The Benefits of Tank Monitoring for Airport Ground Support
To keep airport facilities running smoothly, efficiently, and safely, ground support crew and ground support equipment (GSE) must be firing on all cylinders 24/7/365. If not, there’s an imminent risk that ground-handling services performed on an aircraft at the terminal gate may not be performed promptly or, worse, not conducted safely.
The primary purpose of the ground support crew and GSE is to support the safe operations of the aircraft after landing and before taking off again. These services include, among others:
Cabin services: Services that ensure passenger comfort and clean cabins.
Catering services: Services for unloading unused food/drinks and reloading fresh food/drinks for passengers and crew.
Ramp services: Services performed on the ramp or apron, such as aircraft towing, lavatory draining, and luggage/cargo hauling.
Getting Aircraft Takeoff Ready
While some of the GSE utilized by ground support crews is non-powered, such as dollies and chocks and some GSE is electric, the majority of GSE are vehicles that are powered by either diesel or gasoline. These can include lavatory service and catering vehicles, belt loader vehicles for luggage and cargo, potable water trucks to deliver safe drinking water to the aircraft, pushback tugs to help push the plane away from the gate, and de-icing vehicles.
If you’re a ground support crew manager, you can’t afford to have any of these essential vehicles off the tarmac and out of action. To that end, it’s essential to take steps to ensure they’re always job-ready. The first step is keeping vehicles maintained adequately by scheduling regular maintenance — telematics can help to streamline maintenance processes. Second is fuel tank monitoring technology and techniques, so there’s always adequate fuel on hand to power your vehicles and ensure the fuel quality is uncompromised.
Let’s take a closer look at the second step — tank monitoring technology and processes — as well as some of the benefits that monitoring can provide your ground fueling operations.
Efficient Tank Monitoring = Efficient Operations
Leveraging telematics to monitor your fuel tanks provides you with real-time, accurate, and web-based information on fuel data whenever and wherever you need it. Not only is the technology cost-effective, but it’s also a wise investment that keeps your GSE operational with less costly downtime. It also delivers a fast ROI.

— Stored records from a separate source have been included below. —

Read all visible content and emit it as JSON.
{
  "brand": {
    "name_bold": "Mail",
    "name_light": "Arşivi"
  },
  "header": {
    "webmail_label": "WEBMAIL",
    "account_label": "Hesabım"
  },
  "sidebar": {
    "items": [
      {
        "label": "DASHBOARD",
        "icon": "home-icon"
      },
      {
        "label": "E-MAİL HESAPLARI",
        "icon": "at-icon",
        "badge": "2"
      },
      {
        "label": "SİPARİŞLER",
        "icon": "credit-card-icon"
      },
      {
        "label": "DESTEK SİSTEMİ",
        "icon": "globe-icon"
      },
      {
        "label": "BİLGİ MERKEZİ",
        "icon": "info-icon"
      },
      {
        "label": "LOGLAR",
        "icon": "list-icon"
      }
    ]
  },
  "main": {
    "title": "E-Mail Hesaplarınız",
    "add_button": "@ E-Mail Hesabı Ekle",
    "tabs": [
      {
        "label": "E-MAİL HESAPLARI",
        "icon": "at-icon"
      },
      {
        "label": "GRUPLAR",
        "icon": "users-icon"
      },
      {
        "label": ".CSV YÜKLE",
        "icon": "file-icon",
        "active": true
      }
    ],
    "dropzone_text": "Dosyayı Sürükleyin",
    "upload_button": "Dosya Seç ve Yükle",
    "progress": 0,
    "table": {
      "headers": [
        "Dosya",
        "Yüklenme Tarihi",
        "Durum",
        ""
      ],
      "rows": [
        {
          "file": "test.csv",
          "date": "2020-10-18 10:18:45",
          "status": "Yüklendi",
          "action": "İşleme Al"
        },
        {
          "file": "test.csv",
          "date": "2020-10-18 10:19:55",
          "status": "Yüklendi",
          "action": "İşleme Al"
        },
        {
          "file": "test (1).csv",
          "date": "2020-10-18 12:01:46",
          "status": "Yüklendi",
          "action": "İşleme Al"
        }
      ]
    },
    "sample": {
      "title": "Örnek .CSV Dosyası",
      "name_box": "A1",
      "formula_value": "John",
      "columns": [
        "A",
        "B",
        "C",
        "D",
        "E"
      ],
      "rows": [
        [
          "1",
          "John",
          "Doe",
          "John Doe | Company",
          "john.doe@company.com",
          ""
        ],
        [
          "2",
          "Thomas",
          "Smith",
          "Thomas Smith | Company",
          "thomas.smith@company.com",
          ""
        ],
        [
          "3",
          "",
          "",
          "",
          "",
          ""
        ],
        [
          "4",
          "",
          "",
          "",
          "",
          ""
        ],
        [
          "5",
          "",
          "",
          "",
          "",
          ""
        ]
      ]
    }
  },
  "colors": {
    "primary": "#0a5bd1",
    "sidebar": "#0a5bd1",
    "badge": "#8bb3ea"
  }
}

With the information and data provided, you can optimize fuel delivery schedules to get the right amount of fuel at the right time — in addition to improved inventory management, the detection of leaks or theft, and ensure EPA compliance. Plus, with telematics on the job, you enhance safety and productivity by not having your ground support crew on the tanks checking fuel levels instead of on the ground to ensure aircraft are ready for takeoff.
Beyond monitoring fuel in your tanks, monitoring for water is critical to ensuring fuel quality, tank integrity, and maximum performance of ground vehicles. Like oil and water, water and gasoline/diesel don’t mix. If present in the fuel, water can cause problems that lead to excessive downtime, including:
- Fuel pump failure
- Fuel injection plugging
- Poor vehicle performance
- Engine damage
- Corrosion of fuel tanks and dispensing equipment
Make sure you ask your fuel provider the steps taken on their end to deliver water-free fuel. On your end, make sure you have the necessary equipment and processes in place to test for water. An automatic gauging system is ideal, which depending on your fuel provider, can be included with your tank. If not, alcohol compatible water paste on a gauge stick or taking fuel samples from the tank will also work. If water is present, it should be removed ASAP, and you should consult with your fuel provider to determine the best course of action to take.
In addition to monitoring for water, tank maintenance must be monitored. Keeping up with maintenance can prevent water from entering the tank, extend tank life, and help keep the fuel from going “bad.” Tank maintenance steps to take are:
- Inspect fill and vapor caps, gaskets, and hatches and replace if damaged.
- Look for signs of slowed fueling.
- Inspect fill containment buckets for water. If water is present, immediately dispose of it and don’t drain back in the tank.
Additionally, it’s well worth the expense to periodically hire a reputable contractor to examine, clean, and maintain the tank interior and remove water or sludge.